CVE-2024-42009
Roundcube Webmail
2025-06-09
RoundCube Webmail contains a cross-site scripting vulnerability. This vulnerability could allow a remote attacker to steal and send emails of a victim via a crafted e-mail message that abuses a Desanitization issue in message_body() in program/actions/mail/show.php.
Технический анализ и план устранения
Суть уязвимости
CVE-2024-42009 представляет собой критическую уязвимость типа Stored XSS (хранимый межсайтовый скриптинг), возникающую из-за недостаточной очистки (desanitization) содержимого писем в функции message_body() файла program/actions/mail/show.php.
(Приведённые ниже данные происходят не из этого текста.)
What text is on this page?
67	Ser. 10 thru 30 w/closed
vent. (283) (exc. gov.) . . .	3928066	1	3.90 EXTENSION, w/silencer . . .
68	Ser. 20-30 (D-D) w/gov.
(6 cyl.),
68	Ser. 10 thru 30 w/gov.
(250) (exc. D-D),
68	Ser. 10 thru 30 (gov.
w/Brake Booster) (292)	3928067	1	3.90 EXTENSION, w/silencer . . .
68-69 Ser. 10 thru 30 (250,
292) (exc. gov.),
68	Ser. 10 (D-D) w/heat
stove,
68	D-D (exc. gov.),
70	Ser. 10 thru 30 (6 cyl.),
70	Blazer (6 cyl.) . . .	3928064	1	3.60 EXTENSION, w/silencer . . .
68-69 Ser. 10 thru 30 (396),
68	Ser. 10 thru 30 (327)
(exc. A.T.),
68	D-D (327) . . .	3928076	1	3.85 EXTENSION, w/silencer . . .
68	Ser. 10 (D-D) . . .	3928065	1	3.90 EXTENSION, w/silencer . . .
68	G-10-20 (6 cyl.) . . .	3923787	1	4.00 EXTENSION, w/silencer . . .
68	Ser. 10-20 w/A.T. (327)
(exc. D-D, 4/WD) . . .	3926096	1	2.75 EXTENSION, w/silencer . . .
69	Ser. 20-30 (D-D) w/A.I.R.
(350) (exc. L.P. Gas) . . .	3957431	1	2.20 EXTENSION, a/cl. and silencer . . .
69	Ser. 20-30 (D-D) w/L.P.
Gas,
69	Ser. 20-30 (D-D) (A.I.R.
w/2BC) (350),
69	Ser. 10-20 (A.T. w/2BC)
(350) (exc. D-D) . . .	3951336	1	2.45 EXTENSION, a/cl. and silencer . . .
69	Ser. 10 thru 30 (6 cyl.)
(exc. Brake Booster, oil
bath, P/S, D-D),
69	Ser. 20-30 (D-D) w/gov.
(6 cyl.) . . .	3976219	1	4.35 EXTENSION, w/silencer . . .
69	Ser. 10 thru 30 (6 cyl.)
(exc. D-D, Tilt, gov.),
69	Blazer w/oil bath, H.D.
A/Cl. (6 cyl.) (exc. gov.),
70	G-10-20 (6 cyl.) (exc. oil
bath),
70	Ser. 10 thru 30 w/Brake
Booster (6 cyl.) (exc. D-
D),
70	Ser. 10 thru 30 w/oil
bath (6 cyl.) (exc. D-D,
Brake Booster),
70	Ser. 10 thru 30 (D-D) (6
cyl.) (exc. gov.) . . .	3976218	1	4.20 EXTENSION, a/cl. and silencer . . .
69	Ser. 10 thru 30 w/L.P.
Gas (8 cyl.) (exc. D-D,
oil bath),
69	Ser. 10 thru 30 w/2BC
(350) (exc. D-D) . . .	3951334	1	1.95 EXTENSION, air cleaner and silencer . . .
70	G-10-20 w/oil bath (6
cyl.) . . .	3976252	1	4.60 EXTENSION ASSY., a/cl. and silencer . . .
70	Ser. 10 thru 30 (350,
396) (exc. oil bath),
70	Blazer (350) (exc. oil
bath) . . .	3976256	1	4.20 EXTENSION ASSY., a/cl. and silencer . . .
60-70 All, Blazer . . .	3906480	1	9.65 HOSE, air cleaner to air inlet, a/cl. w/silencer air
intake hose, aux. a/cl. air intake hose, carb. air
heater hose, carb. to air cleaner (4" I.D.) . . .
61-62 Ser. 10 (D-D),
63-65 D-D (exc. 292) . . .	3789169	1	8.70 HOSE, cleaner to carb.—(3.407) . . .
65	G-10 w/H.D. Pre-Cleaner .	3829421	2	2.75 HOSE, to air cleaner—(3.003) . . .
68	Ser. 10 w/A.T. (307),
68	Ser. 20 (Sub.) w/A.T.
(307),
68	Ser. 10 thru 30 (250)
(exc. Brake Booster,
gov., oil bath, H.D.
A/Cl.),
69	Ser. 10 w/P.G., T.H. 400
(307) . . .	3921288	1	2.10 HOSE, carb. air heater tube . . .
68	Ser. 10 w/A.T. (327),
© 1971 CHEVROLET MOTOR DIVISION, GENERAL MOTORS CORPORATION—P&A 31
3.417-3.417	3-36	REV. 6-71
Злоумышленник может отправить специально сформированное электронное письмо, содержащее вредоносный JavaScript-код. При просмотре такого письма жертвой в интерфейсе Roundcube, код исполняется в контексте сессии пользователя. Это позволяет атакующему: * Получить полный доступ к почтовому ящику жертвы. * Незаметно отправлять письма от имени пользователя. * Похищать конфиденциальные данные и токены аутентификации.
Как исправить
Основным и наиболее надежным способом устранения уязвимости является обновление Roundcube Webmail до версий, в которых ошибка была исправлена разработчиками (1.6.8 или 1.5.8).
Шаг 1: Проверка текущей версии
Перейдите в корневую директорию Roundcube и проверьте версию в файле composer.json или через интерфейс.
Шаг 2: Резервное копирование Перед обновлением обязательно создайте бэкап базы данных и файлов приложения.
Шаг 3: Обновление через скрипт installto.sh Скачайте новую версию с официального сайта или GitHub и запустите скрипт обновления, указав путь к текущей установке:
./bin/installto.sh /var/www/roundcube
Шаг 4: Обновление через Composer (если используется) Если Roundcube установлен как зависимость Composer:
composer update roundcubemail/roundcubemail --no-dev
Временные меры
Если немедленное обновление системы невозможно, рекомендуется применить следующие защитные механизмы:
1. Ручной патч кода
Если вы не можете обновить версию целиком, внесите изменения в файл program/lib/Roundcube/rcube_washtml.php (или соответствующий файл обработки HTML в вашей версии), чтобы усилить фильтрацию атрибутов и тегов, которые могут быть использованы для обхода очистки. Сверьтесь с официальным коммитом исправления в репозитории Roundcube.
2. Настройка Content Security Policy (CSP) Добавьте строгие заголовки CSP в конфигурацию веб-сервера (Nginx или Apache), чтобы запретить выполнение встроенных скриптов (inline scripts) и ограничить источники загрузки контента:
add_header Content-Security-Policy "default-src 'self'; script-src 'self'; object-src 'none';";
3. Отключение отображения HTML-писем
В качестве экстренной меры можно проинструктировать пользователей переключить режим отображения писем на "Plain Text" (Простой текст) в настройках интерфейса:
Настройки -> Отображение сообщений -> Показывать в HTML (снять галочку).